Читать книгу Keine Panik, ist nur Technik - Kenza Ait Si Abbou - Страница 9
Mein digitales Schweizer Taschenmesser
ОглавлениеMein nächster Tag beginnt – wenig überraschend – damit, dass mein Handy mich weckt. Dieses kleine Gerät ist längst kein bloßes Telefon mehr, sondern ein kleiner Alleskönner, der mich rund um die Uhr begleitet. Es weckt mich nicht nur morgens, es erinnert mich auch sofort daran, dass heute mein Freund Carlos Geburtstag hat, und zeigt mir, dass es aktuell nur 5 Grad draußen sind. Bevor ich vom Alltag abgelenkt werde, schreibe ich Carlos schnell eine WhatsApp-Nachricht. Ich drücke auf die grüne Sprechblase mit dem altmodischen weißen Telefonhörer und suche Carlos im Chat-Verlauf, wobei die Tastatur auf Spanisch eingestellt wird.

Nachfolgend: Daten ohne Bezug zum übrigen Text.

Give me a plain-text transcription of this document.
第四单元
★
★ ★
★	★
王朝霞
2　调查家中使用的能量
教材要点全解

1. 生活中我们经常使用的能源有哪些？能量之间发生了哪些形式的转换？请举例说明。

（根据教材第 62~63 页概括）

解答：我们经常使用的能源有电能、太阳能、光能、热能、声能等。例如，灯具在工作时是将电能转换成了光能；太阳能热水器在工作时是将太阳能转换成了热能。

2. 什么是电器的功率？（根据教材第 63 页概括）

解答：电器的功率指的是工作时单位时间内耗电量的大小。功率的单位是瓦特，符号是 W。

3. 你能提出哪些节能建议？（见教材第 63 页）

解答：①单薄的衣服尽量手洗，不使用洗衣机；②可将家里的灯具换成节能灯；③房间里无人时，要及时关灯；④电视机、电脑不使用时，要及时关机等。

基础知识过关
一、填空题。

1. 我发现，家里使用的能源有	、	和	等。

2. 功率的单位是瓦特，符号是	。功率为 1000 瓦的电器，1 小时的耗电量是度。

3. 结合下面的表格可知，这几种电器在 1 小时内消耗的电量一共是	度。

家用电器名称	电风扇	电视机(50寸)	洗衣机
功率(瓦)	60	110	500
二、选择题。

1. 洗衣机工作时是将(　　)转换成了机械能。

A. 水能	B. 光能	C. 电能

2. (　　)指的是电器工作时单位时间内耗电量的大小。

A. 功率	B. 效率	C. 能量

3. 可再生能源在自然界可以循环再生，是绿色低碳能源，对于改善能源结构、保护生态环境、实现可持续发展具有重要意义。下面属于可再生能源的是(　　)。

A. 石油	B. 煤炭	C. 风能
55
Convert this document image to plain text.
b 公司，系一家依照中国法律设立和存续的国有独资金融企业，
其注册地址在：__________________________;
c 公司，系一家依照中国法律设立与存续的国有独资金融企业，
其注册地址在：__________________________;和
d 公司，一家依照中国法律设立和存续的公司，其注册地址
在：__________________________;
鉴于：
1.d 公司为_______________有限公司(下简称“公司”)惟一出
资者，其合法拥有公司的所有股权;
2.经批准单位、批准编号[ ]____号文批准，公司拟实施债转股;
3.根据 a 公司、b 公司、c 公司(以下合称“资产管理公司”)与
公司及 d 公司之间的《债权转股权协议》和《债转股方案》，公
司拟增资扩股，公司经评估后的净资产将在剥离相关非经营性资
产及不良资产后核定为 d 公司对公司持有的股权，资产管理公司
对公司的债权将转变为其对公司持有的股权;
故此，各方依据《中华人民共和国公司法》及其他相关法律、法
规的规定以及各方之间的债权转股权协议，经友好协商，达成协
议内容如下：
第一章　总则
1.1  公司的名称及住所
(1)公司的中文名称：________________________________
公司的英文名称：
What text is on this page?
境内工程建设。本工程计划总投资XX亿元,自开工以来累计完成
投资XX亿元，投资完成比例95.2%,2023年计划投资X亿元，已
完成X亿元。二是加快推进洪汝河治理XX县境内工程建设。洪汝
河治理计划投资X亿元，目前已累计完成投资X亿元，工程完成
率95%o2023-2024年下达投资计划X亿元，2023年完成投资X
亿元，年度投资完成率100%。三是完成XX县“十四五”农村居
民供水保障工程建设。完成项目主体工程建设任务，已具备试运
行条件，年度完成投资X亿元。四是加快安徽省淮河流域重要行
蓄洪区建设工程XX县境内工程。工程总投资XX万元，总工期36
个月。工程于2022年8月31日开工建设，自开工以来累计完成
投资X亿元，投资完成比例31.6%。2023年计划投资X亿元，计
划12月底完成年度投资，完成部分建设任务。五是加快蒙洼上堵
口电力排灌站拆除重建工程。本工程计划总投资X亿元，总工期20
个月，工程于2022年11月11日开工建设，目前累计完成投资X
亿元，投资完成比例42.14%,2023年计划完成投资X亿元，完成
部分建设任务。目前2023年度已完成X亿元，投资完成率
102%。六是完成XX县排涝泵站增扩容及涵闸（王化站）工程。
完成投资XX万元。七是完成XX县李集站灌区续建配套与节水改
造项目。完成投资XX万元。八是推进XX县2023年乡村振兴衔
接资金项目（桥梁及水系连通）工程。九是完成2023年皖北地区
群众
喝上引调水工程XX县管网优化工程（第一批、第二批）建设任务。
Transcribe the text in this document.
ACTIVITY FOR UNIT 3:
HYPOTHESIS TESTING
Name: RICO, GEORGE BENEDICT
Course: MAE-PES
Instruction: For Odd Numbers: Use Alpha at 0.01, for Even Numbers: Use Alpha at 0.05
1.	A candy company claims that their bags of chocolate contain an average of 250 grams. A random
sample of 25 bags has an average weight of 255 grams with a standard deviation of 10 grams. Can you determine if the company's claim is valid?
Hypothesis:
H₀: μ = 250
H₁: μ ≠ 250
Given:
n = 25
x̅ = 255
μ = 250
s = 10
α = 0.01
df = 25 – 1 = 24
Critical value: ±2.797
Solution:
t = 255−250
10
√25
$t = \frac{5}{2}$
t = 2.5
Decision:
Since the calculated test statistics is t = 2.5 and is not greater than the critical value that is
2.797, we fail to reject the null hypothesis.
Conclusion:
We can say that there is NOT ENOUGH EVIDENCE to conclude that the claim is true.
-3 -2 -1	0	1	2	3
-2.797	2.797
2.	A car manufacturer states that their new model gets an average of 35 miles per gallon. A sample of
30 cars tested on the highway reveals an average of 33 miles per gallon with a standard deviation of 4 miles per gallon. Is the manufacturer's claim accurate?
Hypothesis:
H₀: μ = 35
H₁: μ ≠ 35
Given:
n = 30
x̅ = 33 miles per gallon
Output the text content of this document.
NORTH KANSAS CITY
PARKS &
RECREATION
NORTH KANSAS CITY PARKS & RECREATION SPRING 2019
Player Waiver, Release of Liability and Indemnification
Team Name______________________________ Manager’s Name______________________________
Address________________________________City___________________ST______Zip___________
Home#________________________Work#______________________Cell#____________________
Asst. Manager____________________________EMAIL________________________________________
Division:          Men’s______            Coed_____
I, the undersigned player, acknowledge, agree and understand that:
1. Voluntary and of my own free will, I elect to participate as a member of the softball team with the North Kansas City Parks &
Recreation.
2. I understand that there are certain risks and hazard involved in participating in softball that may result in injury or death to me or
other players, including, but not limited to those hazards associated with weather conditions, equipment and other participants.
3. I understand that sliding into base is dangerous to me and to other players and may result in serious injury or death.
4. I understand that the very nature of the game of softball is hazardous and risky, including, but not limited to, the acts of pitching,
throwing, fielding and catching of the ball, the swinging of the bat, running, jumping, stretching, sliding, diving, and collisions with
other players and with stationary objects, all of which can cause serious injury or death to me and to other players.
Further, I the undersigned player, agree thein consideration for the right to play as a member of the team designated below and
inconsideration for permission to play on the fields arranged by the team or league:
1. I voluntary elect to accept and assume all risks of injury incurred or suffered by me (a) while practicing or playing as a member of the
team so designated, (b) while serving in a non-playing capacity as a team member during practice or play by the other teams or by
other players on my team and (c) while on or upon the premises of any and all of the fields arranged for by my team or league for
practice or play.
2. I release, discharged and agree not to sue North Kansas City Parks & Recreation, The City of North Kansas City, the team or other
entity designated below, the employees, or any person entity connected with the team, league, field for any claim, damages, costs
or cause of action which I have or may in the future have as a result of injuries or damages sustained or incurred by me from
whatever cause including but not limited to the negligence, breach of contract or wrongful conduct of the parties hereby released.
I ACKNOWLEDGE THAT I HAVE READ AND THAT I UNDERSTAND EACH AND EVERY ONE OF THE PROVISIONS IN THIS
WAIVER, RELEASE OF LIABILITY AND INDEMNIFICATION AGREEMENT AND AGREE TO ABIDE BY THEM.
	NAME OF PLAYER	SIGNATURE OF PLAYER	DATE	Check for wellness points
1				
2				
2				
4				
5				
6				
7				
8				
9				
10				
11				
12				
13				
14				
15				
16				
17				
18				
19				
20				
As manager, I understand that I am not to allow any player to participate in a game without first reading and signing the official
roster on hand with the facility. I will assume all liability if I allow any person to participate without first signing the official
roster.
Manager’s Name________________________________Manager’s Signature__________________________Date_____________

Denn ich kenne Carlos noch aus Valencia, wir kommunizieren auf Spanisch, und das hat sich mein Handy sehr gut gemerkt. Ich fange also an zu tippen: »Hola tete (so spricht man gute Freunde in Valencia an), feliz …« Weitertippen brauche ich gar nicht, denn die Vorschläge, die mir mein Handy macht, passen genau. Es kommt zuerst »cumpleaños«, also Geburtstag auf Spanisch, dann ein paar passende Emojis. Perfekt! Nachricht schnell erledigt, heute Abend kann ich ihm noch ein kleines Video schicken, wo wir alle »Happy Birthday« singen.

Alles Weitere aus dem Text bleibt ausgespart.